An alternative technique is to use the hooked wire to lift the short end just enough that the chisel-ended wire can be pushed in place. In this case the hook is not pulled through the rest of the way, but is then pushed back, turned, and withdrawn. The pressure bar can then be extracted by pulling on its long end as described above.

The tools described here are shown below. Hooks of different sizes can be handy: small hooks are necessary when clearances are tight, but a hook that is too short can slip out of place when there is more room and may end up lifting the short end unevenly. Basic instructions on heat-treating hobby-shop music wire can be found here.


Note that the methods discussed apply only to pressure bars held in place by a simple bent end. Bars that are anchored by C-shaped metal split rings as shown below require a different approach, in which pulling on the long end must be avoided entirely.


Finally, a point of terminology: the term "J-bar" is an old one with a specific and still-useful meaning, denoting a cheap one-piece pressure bar of the sort seen at bottom and center below.  Two-piece sprung bars of the sort shown on top were not called J-bars -- at the time, they were consistently referred to as "pressure bars".

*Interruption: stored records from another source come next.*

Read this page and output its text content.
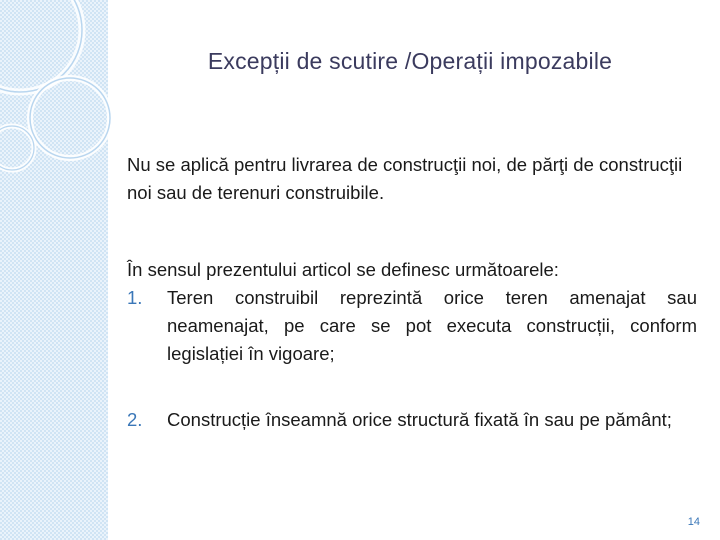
Excepții de scutire /Operații impozabile
Nu se aplică pentru livrarea de construcţii noi, de părţi de construcţii noi sau de terenuri construibile.
În sensul prezentului articol se definesc următoarele:
1.	Teren construibil reprezintă orice teren amenajat sau neamenajat, pe care se pot executa construcții, conform legislației în vigoare;
2.	Construcție înseamnă orice structură fixată în sau pe pământ;
14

NOTE: The discussion here is deliberately restricted to the use of tools that can be easily acquired or made. For while I have also designed more sophisticated tools (which I may yet have commercially manufactured), there is a special elegance to a minimalist solution.

1 comment:

menoeceus said...

Thanks for the very clear explanation and diagrams! If only most of the pressure bars didn't break almost immediately on attempted removal or weren't so fatigued that they couldn't be used even if not broken (yet)!